Not that breakfast is a such a hardship – it’s called the best meal of the day in England with some justification, though often fails to deliver what should be simple and tasty fare. This breakfast menu was clear and to the point. You could make your own customised selection but the two essential choices were a Full English or a stack of pancakes with maple syrup and crispy bacon (Full Canadian?)
I went for the former, priced at £7.50 but notable both for quality and quantity. This may be a bold statement but I would rate it as better value than a standard breakfast plate for a fiver at a London cafe, by virtue of the fact that everything was made fresh, was chosen and cooked with care, did not come from a can and was just the ticket for a hungry diner: fine back bacon, butcher’s sausage, black pudding, mushrooms, griddled tomato, two fried eggs, sunny side up, toast and butter. Add a decent coffee made from S&M’s own roasted beans and you have one happy diner.

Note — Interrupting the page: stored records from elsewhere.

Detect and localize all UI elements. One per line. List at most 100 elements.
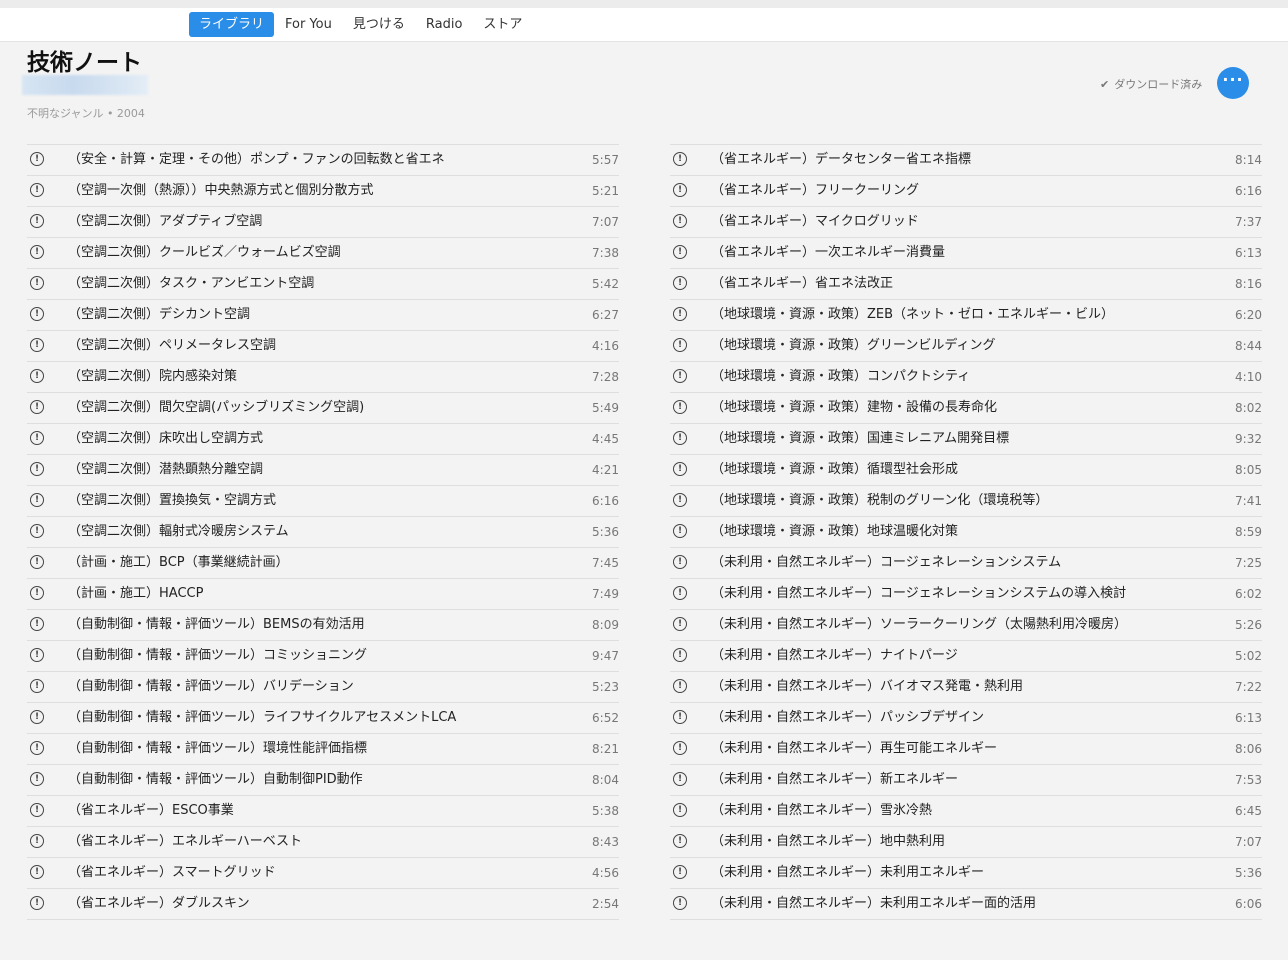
track-row[interactable]: ! （地球環境・資源・政策）ZEB（ネット・ゼロ・エネルギー・ビル） 6:20 xyxy=(670,299,1262,330)
track-row[interactable]: ! （自動制御・情報・評価ツール）バリデーション 5:23 xyxy=(27,671,619,702)
exclamation-circle-icon[interactable]: ! xyxy=(673,276,687,290)
exclamation-circle-icon[interactable]: ! xyxy=(30,710,44,724)
track-row[interactable]: ! （自動制御・情報・評価ツール）コミッショニング 9:47 xyxy=(27,640,619,671)
track-row[interactable]: ! （未利用・自然エネルギー）ナイトパージ 5:02 xyxy=(670,640,1262,671)
track-row[interactable]: ! （省エネルギー）一次エネルギー消費量 6:13 xyxy=(670,237,1262,268)
track-row[interactable]: ! （省エネルギー）エネルギーハーベスト 8:43 xyxy=(27,826,619,857)
exclamation-circle-icon[interactable]: ! xyxy=(30,152,44,166)
exclamation-circle-icon[interactable]: ! xyxy=(30,338,44,352)
exclamation-circle-icon[interactable]: ! xyxy=(673,648,687,662)
track-row[interactable]: ! （空調二次側）アダプティブ空調 7:07 xyxy=(27,206,619,237)
track-row[interactable]: ! （省エネルギー）ダブルスキン 2:54 xyxy=(27,888,619,920)
exclamation-circle-icon[interactable]: ! xyxy=(673,462,687,476)
exclamation-circle-icon[interactable]: ! xyxy=(673,307,687,321)
track-row[interactable]: ! （未利用・自然エネルギー）再生可能エネルギー 8:06 xyxy=(670,733,1262,764)
exclamation-circle-icon[interactable]: ! xyxy=(673,183,687,197)
exclamation-circle-icon[interactable]: ! xyxy=(30,462,44,476)
tab-for-you[interactable]: For You xyxy=(275,12,342,37)
track-row[interactable]: ! （未利用・自然エネルギー）バイオマス発電・熱利用 7:22 xyxy=(670,671,1262,702)
exclamation-circle-icon[interactable]: ! xyxy=(30,431,44,445)
track-row[interactable]: ! （地球環境・資源・政策）国連ミレニアム開発目標 9:32 xyxy=(670,423,1262,454)
exclamation-circle-icon[interactable]: ! xyxy=(673,369,687,383)
exclamation-circle-icon[interactable]: ! xyxy=(673,710,687,724)
tab-library[interactable]: ライブラリ xyxy=(189,12,275,37)
exclamation-circle-icon[interactable]: ! xyxy=(673,679,687,693)
track-row[interactable]: ! （省エネルギー）ESCO事業 5:38 xyxy=(27,795,619,826)
track-row[interactable]: ! （地球環境・資源・政策）コンパクトシティ 4:10 xyxy=(670,361,1262,392)
exclamation-circle-icon[interactable]: ! xyxy=(30,245,44,259)
exclamation-circle-icon[interactable]: ! xyxy=(30,679,44,693)
track-row[interactable]: ! （省エネルギー）スマートグリッド 4:56 xyxy=(27,857,619,888)
exclamation-circle-icon[interactable]: ! xyxy=(30,586,44,600)
track-row[interactable]: ! （未利用・自然エネルギー）未利用エネルギー 5:36 xyxy=(670,857,1262,888)
track-row[interactable]: ! （安全・計算・定理・その他）ポンプ・ファンの回転数と省エネ 5:57 xyxy=(27,144,619,175)
exclamation-circle-icon[interactable]: ! xyxy=(673,586,687,600)
track-row[interactable]: ! （省エネルギー）データセンター省エネ指標 8:14 xyxy=(670,144,1262,175)
track-row[interactable]: ! （省エネルギー）マイクログリッド 7:37 xyxy=(670,206,1262,237)
exclamation-circle-icon[interactable]: ! xyxy=(673,245,687,259)
exclamation-circle-icon[interactable]: ! xyxy=(673,865,687,879)
track-row[interactable]: ! （省エネルギー）省エネ法改正 8:16 xyxy=(670,268,1262,299)
exclamation-circle-icon[interactable]: ! xyxy=(673,803,687,817)
track-row[interactable]: ! （自動制御・情報・評価ツール）BEMSの有効活用 8:09 xyxy=(27,609,619,640)
exclamation-circle-icon[interactable]: ! xyxy=(673,741,687,755)
track-row[interactable]: ! （未利用・自然エネルギー）新エネルギー 7:53 xyxy=(670,764,1262,795)
track-row[interactable]: ! （空調二次側）床吹出し空調方式 4:45 xyxy=(27,423,619,454)
track-row[interactable]: ! （計画・施工）BCP（事業継続計画） 7:45 xyxy=(27,547,619,578)
exclamation-circle-icon[interactable]: ! xyxy=(30,493,44,507)
exclamation-circle-icon[interactable]: ! xyxy=(30,617,44,631)
track-row[interactable]: ! （未利用・自然エネルギー）パッシブデザイン 6:13 xyxy=(670,702,1262,733)
exclamation-circle-icon[interactable]: ! xyxy=(673,493,687,507)
track-row[interactable]: ! （自動制御・情報・評価ツール）環境性能評価指標 8:21 xyxy=(27,733,619,764)
exclamation-circle-icon[interactable]: ! xyxy=(673,555,687,569)
exclamation-circle-icon[interactable]: ! xyxy=(673,338,687,352)
track-row[interactable]: ! （地球環境・資源・政策）グリーンビルディング 8:44 xyxy=(670,330,1262,361)
exclamation-circle-icon[interactable]: ! xyxy=(30,772,44,786)
track-row[interactable]: ! （空調二次側）デシカント空調 6:27 xyxy=(27,299,619,330)
exclamation-circle-icon[interactable]: ! xyxy=(30,648,44,662)
exclamation-circle-icon[interactable]: ! xyxy=(673,400,687,414)
track-row[interactable]: ! （地球環境・資源・政策）税制のグリーン化（環境税等） 7:41 xyxy=(670,485,1262,516)
exclamation-circle-icon[interactable]: ! xyxy=(30,183,44,197)
exclamation-circle-icon[interactable]: ! xyxy=(673,431,687,445)
track-row[interactable]: ! （空調二次側）間欠空調(パッシブリズミング空調) 5:49 xyxy=(27,392,619,423)
exclamation-circle-icon[interactable]: ! xyxy=(30,369,44,383)
exclamation-circle-icon[interactable]: ! xyxy=(30,524,44,538)
track-row[interactable]: ! （地球環境・資源・政策）循環型社会形成 8:05 xyxy=(670,454,1262,485)
exclamation-circle-icon[interactable]: ! xyxy=(673,834,687,848)
exclamation-circle-icon[interactable]: ! xyxy=(30,214,44,228)
exclamation-circle-icon[interactable]: ! xyxy=(673,214,687,228)
exclamation-circle-icon[interactable]: ! xyxy=(30,276,44,290)
exclamation-circle-icon[interactable]: ! xyxy=(30,803,44,817)
exclamation-circle-icon[interactable]: ! xyxy=(30,896,44,910)
track-row[interactable]: ! （地球環境・資源・政策）建物・設備の長寿命化 8:02 xyxy=(670,392,1262,423)
track-row[interactable]: ! （未利用・自然エネルギー）ソーラークーリング（太陽熱利用冷暖房） 5:26 xyxy=(670,609,1262,640)
exclamation-circle-icon[interactable]: ! xyxy=(673,617,687,631)
exclamation-circle-icon[interactable]: ! xyxy=(30,741,44,755)
track-row[interactable]: ! （空調二次側）置換換気・空調方式 6:16 xyxy=(27,485,619,516)
exclamation-circle-icon[interactable]: ! xyxy=(30,307,44,321)
more-options-button[interactable]: ··· xyxy=(1217,67,1249,99)
track-row[interactable]: ! （未利用・自然エネルギー）コージェネレーションシステム 7:25 xyxy=(670,547,1262,578)
exclamation-circle-icon[interactable]: ! xyxy=(30,400,44,414)
track-row[interactable]: ! （未利用・自然エネルギー）雪氷冷熱 6:45 xyxy=(670,795,1262,826)
exclamation-circle-icon[interactable]: ! xyxy=(30,834,44,848)
track-row[interactable]: ! （自動制御・情報・評価ツール）自動制御PID動作 8:04 xyxy=(27,764,619,795)
track-row[interactable]: ! （空調二次側）輻射式冷暖房システム 5:36 xyxy=(27,516,619,547)
exclamation-circle-icon[interactable]: ! xyxy=(673,524,687,538)
exclamation-circle-icon[interactable]: ! xyxy=(673,772,687,786)
track-row[interactable]: ! （空調二次側）クールビズ／ウォームビズ空調 7:38 xyxy=(27,237,619,268)
exclamation-circle-icon[interactable]: ! xyxy=(673,152,687,166)
track-row[interactable]: ! （未利用・自然エネルギー）地中熱利用 7:07 xyxy=(670,826,1262,857)
track-row[interactable]: ! （空調二次側）院内感染対策 7:28 xyxy=(27,361,619,392)
tab-store[interactable]: ストア xyxy=(473,12,532,37)
track-row[interactable]: ! （空調二次側）ペリメータレス空調 4:16 xyxy=(27,330,619,361)
tab-radio[interactable]: Radio xyxy=(416,12,473,37)
track-row[interactable]: ! （未利用・自然エネルギー）未利用エネルギー面的活用 6:06 xyxy=(670,888,1262,920)
tab-browse[interactable]: 見つける xyxy=(343,12,415,37)
track-row[interactable]: ! （計画・施工）HACCP 7:49 xyxy=(27,578,619,609)
track-row[interactable]: ! （空調一次側（熱源））中央熱源方式と個別分散方式 5:21 xyxy=(27,175,619,206)
track-row[interactable]: ! （省エネルギー）フリークーリング 6:16 xyxy=(670,175,1262,206)
track-row[interactable]: ! （地球環境・資源・政策）地球温暖化対策 8:59 xyxy=(670,516,1262,547)
exclamation-circle-icon[interactable]: ! xyxy=(30,555,44,569)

To demonstrate the standards applied at S&M, take one example: you can sometimes find properly sautéed mushrooms in a B&B but it’s too much of a faff for most cafes. These were perfect specimens: cooked through and coloured on the flat top griddle, seasoned and served, moist but not leaching juices, they looked truly appetising and tasted of…. mushrooms. If you think I’m stating the bleeding obvious, remember this next time you sample mushrooms – rarely are they treated with the respect and care they deserve and often turn up on the plate soggy and tasting of precisely nothing.
Whether the service keeps up its smile when the place is packed to the rafters has not been tested, but to my mind this is exactly the sort of restaurant we should be lauding, one that focuses on doing simple things well and without pretension. You don’t need anything else, other than the best ingredients you can lay your hands on, which in Kent (erstwhile “garden of England” and with a prime coastline and several key ports) is ideally placed to offer up great grub. There might be no excuse for serving underwhelming food under these circumstances, yet it takes a practiced hand to run somewhere this good, and to get the component parts singing and dancing on the plate.
What a joy and pleasure to review Samworth and Mee, long may they flourish!